Learning Programming through Examples and Errors (for Non-programmers)
At this very moment, I only have notes for R. I will expand these to Python eventually.
What do you mean by teaching R via examples and errors?
The biggest challenge and annoyance for many non-programmers who want to learn programming is:
- The overwhelming details that create a steep learning curve yet seem useless for early programming
- The shallow amount of details when learning via copy/pasting code because you don’t have the confidence how things would change in practice.
This is written to strike a balance for people who feel both problems. To achieve this, we will introduce the programming concepts that immediately benefit some data analysis. We will also introduce examples and errors that will help correct your misconceptions of the code. We will constantly ask you to predict/guess what would happen under a different scenario to deepen your understanding.
Specifically, we will focus on data wrangling and simulations (e.g. working with non-rectangular data, joins, for-loops) but will not focus on data structures and algorithms efficiencies (e.g. sorting, recursion, differences between long vs double).
My assumptions
My assumption is that you have been exposed to
- basic statistical concepts like the average, sample standard deviation (vs population variance), and histograms.

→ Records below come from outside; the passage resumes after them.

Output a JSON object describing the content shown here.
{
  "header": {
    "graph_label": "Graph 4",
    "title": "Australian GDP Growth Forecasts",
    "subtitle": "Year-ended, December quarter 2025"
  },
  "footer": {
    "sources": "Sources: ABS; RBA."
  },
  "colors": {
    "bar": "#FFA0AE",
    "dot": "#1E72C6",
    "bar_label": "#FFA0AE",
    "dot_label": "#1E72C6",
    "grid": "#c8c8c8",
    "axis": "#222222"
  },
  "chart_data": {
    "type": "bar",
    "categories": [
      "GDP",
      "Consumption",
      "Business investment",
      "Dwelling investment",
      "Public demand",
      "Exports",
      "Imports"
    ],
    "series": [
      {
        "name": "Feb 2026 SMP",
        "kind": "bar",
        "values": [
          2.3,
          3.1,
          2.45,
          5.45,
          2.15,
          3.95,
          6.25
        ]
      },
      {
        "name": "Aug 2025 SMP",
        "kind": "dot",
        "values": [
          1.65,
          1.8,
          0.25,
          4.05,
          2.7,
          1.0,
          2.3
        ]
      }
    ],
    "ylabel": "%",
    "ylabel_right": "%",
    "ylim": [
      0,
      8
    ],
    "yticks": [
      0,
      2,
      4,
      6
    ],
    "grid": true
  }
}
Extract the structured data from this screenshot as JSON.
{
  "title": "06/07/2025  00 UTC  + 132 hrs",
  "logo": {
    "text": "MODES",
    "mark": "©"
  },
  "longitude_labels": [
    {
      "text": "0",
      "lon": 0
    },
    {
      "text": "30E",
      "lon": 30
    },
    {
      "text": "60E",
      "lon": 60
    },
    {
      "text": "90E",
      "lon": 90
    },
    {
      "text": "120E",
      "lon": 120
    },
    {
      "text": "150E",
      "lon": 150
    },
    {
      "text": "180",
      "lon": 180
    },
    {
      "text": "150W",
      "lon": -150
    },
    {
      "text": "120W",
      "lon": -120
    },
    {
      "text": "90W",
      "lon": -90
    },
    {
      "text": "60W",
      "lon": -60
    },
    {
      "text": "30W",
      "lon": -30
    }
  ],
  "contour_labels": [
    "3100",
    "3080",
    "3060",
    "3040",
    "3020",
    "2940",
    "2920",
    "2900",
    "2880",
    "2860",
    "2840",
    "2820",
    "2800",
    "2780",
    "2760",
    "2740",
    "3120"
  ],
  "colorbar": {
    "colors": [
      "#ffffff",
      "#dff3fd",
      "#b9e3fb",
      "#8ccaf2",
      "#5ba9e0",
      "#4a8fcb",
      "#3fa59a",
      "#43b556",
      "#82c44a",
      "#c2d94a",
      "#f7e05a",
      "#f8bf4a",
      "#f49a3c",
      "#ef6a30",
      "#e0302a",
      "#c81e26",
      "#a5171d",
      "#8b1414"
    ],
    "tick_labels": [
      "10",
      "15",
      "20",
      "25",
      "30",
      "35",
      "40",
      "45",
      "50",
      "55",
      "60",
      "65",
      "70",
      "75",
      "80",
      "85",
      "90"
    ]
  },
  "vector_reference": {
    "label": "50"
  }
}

- Used a calculator before
Computer setting up
I encourage you to set up Jupyter Notebooks on your computer so you could learn R, Python, or Julia in the future.
Problems
- Problem 1, How to simulate Law of Large Numbers?
- Variables
- Functions, arguments, default values
- Random functions that create fake data
- For-loops
- Problem 2, How to visualize data?
- Data types beyond numeric values (character, enums/factors, booleans, data frames, missing values)
- Subsetting data
- Plotting
- Problem 3, Issues with naming variables
- Scope
- Using
print()
to understand the behavior of programs
- Problem 4, Data wrangling
- Lists
- JOINs between data tables
- Wrangling with hierarchical (nested) data into rectangular formats
- Problem 5, Summarizing segments of data quickly
- Vectorized functions and alternatives to for-loops
- group-by then aggregate
- Problem 6, Working with text data
- reading in raw text
- Specifying patterns for computers (regular expression)
- date/time values
- Problem 7, Scraping and calling APIs
- Getting data from the internet programmatically
- Problem 8, Validating math using simulations
- Hypothesis testing beyond the t-test: permutation tests
- Intro to statistical computing, beyond data analysis!
What we won’t cover
What we won’t cover that you should learn in other computing courses:
- Data structure which is much deeper than the data types we’ve been discussing
- Algorithms, recursion, sorting which will deepen your knowledge of computational complexity
- Structuring code or a data pipeline
- Working backwards from a list of specifications.
- How to wrangle/analyze big data, i.e. where data is stored across multiple machines beyond just your computer.
- … many many more